Now fix every issue you listed. Produce the revised {ARTEFACT}.
Then re-rate it on the same four dimensions and list any
remaining gaps with concrete locations. Repeat until all four
dimensions are 10/10, or you hit a constraint you can't resolve
without me — in which case stop and tell me exactly what you need.

The “stop and tell me what you need” clause is important. The model will otherwise keep iterating in circles when the real blocker is a decision you have to make (a brand call, a product trade-off, a missing requirement).

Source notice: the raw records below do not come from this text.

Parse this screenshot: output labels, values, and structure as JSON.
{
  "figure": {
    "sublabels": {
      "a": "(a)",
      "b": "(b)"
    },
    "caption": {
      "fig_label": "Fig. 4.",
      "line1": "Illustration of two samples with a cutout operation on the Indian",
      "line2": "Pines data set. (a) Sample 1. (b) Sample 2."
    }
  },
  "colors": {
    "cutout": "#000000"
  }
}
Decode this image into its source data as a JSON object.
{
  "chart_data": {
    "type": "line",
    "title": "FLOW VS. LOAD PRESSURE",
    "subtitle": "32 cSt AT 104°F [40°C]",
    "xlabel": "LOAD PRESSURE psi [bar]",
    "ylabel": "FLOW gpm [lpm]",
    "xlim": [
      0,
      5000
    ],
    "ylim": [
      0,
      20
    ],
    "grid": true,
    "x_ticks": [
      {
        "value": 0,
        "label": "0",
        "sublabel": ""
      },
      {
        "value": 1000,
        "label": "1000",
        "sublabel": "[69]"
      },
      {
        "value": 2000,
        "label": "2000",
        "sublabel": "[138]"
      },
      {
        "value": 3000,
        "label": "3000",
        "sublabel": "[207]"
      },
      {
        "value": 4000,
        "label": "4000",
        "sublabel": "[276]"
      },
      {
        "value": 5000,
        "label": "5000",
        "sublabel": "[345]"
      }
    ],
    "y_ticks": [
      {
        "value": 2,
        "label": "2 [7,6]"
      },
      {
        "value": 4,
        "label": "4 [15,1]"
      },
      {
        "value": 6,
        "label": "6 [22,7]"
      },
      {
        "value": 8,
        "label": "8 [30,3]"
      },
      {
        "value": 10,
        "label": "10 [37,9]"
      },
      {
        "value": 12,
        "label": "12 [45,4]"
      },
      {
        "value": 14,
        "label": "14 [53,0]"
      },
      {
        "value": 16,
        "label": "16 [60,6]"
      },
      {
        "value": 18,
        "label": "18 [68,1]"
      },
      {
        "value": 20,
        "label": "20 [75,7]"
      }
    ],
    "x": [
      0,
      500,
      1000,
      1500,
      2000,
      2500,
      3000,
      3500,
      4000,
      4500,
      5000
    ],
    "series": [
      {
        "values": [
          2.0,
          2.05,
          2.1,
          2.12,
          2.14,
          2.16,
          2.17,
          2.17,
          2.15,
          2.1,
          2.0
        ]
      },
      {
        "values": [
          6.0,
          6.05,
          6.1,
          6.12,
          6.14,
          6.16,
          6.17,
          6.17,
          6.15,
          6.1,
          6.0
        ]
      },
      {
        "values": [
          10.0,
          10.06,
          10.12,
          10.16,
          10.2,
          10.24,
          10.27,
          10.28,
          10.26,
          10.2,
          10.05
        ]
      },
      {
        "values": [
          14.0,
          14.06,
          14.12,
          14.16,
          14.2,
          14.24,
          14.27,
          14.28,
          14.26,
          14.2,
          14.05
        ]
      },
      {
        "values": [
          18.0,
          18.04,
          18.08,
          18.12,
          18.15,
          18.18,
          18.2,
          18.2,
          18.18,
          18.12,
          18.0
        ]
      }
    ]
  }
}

The dimensions are the same; the weights aren’t.

StageHeaviest weightsWhy
1 — MockupFidelity, CraftThe mockup sets the visual ceiling. Get the references reflected and the polish high; completeness will be filled in by Stage 2.
2 — HTML prototypeCompleteness, CoherenceThis is where states get implemented. Every button needs every state. Coherence catches drift from the mockup.
3 — Design systemCoherence, CompletenessA system is defined by its consistency across screens and states. Both dimensions matter equally.
4 — Code + docsFidelity, CraftFidelity to the handoff bundle (no invented tokens). Craft in the code (matches existing conventions, no dead code, types are real).

Stop criteria — when to exit short of 10/10

Section titled “Stop criteria — when to exit short of 10/10”

Don’t loop forever. Three reasons to ship at less than 10/10:

  1. A constraint that needs a human decision. Brand, legal, product trade-off, or a missing piece of context only you have. Stop and decide.
  2. Two iterations in a row with no improvement. That’s not a polish problem, it’s an architectural one — the artefact is the wrong shape, and you need to revisit the prompt or the previous stage’s output rather than keep iterating on this one.
  3. You’re at 9/10+ and the remaining gap is taste, not quality. Ship. The downstream stages will surface anything that actually matters.
  • Don’t trust the model’s self-rating without spot-checking with your eyes. The hostile-reviewer framing helps, but the model can still miss things a designer would catch in three seconds. Open the artefact and look at it.
  • Don’t rate before the artefact is meaningfully complete. Critiquing a half-finished mockup is theatre — the model lists issues that are about to be fixed by the next iteration anyway. Wait for the first complete pass, then rate.
  • Don’t re-run the loop on Stage N+1’s artefact and call it a fix for Stage N’s artefact. If the prototype has the wrong typography, the fix is to re-rate the mockup, not to patch the prototype. Always fix at the earliest stage where the problem appears.
  • Don’t skip the loop when you’re tired. This is when you most need it. The whole point of an explicit gate is that it doesn’t depend on your judgement at the moment of handoff.

Each stage of the pipeline links here at its handoff. When in doubt, rate. The cost of running the loop once is a minute. The cost of compounding errors through four stages is a redo.